Le budget d’automne du Premier ministre Mark Carney prévoit une réduction d’impôt radicale, inspirée par M. Poilievre, qui réduit le taux marginal le plus bas, une mesure qui coûtera au Trésor fédéral environ 22 milliards de dollars sur quatre ans. Le gouvernement réduit simultanément la capacité de l’Agence du revenu du Canada à percevoir les impôts et à auditer les ultra-riches en imposant des compressions de 715 millions de dollars d’ici 2028. Résultat : une perte de plus de 7 000 emplois au cours de la dernière année seulement, et un passe-droit pour un nombre incalculable de fraudeurs fiscaux.
Parmi les personnes touchées par ces compressions figurent des centaines d’auditeurs(trices) et d’agent(e)s de recouvrement, dont le travail permet généralement de recouvrer chaque année des millions de dollars d’impôts impayés. Les licenciements dans les centres d’appels ont fait que moins de 5 % des appelant(e)s peuvent joindre un(e) agent(e), ce qui a incité l’AFPC et le SEI à lancer la campagne « Le Canada mis en attente » pour mettre en garde contre la détérioration des services publics.

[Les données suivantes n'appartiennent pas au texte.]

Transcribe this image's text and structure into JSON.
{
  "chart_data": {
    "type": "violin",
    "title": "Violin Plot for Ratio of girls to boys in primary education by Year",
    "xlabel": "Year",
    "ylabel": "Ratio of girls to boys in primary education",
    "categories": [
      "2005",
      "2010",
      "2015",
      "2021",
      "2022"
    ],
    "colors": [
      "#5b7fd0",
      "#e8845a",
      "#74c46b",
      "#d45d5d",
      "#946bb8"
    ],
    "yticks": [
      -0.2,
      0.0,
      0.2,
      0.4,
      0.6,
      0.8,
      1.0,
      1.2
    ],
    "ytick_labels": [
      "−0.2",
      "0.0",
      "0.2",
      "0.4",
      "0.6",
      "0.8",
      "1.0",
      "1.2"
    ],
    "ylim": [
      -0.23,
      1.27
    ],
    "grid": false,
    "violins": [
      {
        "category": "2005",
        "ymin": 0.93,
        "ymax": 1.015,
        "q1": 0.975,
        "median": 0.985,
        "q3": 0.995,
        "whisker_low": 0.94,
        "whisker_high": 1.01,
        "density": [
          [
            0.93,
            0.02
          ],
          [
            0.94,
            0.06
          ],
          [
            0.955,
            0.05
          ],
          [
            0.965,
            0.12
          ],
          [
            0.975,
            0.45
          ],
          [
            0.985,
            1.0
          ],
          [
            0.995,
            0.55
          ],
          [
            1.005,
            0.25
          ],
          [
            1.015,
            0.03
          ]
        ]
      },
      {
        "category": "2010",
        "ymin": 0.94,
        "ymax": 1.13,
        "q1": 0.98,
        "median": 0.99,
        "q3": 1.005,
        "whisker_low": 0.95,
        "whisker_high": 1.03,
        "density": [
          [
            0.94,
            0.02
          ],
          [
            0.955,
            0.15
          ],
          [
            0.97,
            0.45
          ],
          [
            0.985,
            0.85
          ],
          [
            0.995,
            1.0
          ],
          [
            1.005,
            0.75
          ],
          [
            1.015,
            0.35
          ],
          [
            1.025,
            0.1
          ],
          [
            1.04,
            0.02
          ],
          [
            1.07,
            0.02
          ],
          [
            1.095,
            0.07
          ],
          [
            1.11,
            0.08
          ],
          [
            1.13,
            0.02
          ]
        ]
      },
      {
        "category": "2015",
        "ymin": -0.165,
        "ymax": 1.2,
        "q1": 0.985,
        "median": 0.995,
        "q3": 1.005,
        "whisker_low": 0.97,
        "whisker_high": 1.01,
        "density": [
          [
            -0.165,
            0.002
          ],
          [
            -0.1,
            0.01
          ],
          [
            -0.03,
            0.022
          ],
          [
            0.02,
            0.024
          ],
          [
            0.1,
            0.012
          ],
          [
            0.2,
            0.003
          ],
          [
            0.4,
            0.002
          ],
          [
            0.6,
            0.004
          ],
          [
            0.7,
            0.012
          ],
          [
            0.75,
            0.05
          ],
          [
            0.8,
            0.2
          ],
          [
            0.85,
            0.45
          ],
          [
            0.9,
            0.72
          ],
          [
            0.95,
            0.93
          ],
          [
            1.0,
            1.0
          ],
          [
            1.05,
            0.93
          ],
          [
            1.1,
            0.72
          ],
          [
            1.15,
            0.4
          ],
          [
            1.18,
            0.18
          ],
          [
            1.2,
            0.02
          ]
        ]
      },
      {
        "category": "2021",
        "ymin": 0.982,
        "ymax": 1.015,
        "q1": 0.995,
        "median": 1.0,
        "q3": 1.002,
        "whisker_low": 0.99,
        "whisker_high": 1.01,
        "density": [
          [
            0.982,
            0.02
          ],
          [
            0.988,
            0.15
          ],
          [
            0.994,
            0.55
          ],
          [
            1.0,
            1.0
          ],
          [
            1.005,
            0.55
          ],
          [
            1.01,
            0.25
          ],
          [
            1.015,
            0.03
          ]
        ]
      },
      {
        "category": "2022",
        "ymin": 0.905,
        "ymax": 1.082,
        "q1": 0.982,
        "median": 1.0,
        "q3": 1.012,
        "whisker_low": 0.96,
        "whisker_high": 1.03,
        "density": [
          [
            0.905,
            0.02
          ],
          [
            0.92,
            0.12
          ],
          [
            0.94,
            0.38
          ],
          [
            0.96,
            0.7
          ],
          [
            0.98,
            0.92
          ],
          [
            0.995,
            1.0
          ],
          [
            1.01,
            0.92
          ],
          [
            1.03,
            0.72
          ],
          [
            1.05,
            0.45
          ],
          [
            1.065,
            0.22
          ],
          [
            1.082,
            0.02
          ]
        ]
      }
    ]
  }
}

Ces compressions nuisent non seulement à l’équité fiscale, mais entravent également la capacité du gouvernement à poursuivre les fraudeurs fiscaux à revenus élevés, protégeant ainsi les fortunes de tout contrôle à un moment où les recettes sont urgemment nécessaires.

Une santé mise à mal
Vos soins de santé sont mis à mal par un faux choix. Le gouvernement choisit de dépenser des milliards pour de nouveaux avions de chasse et des allégements fiscaux pour les entreprises en réduisant les services sur lesquels vous et votre famille comptez. Cela se traduit par des temps d’attente plus longs et moins de soutien pour les travailleurs et travailleuses de la santé de première ligne, tout cela pour financer des priorités qui ne profitent pas aux Canadien(ne)s ordinaires.

Des services publics mis à mal
Les temps d’attente plus longs pour les services gouvernementaux ne sont pas un accident, c’est un choix. Pour financer des dépenses militaires massives et de nouveaux allégements fiscaux pour les entreprises, le gouvernement prévoit de procéder à des compressions drastiques dans les services publics sur lesquels nous comptons tous(toutes). Cela se traduira par une diminution du soutien pour tout le monde.

Des milliards pour les armes de guerre
Pour atteindre l’objectif de dépenses militaires fixé par les États-Unis, Ottawa dépense des milliards pour des armes fabriquées aux États-Unis. Cela renforce notre dépendance vis-à-vis des États-Unis et nous empêche de tracer notre propre voie dans le monde. Il est temps de cesser de financer les priorités de Washington et de commencer à investir dans les communautés canadiennes.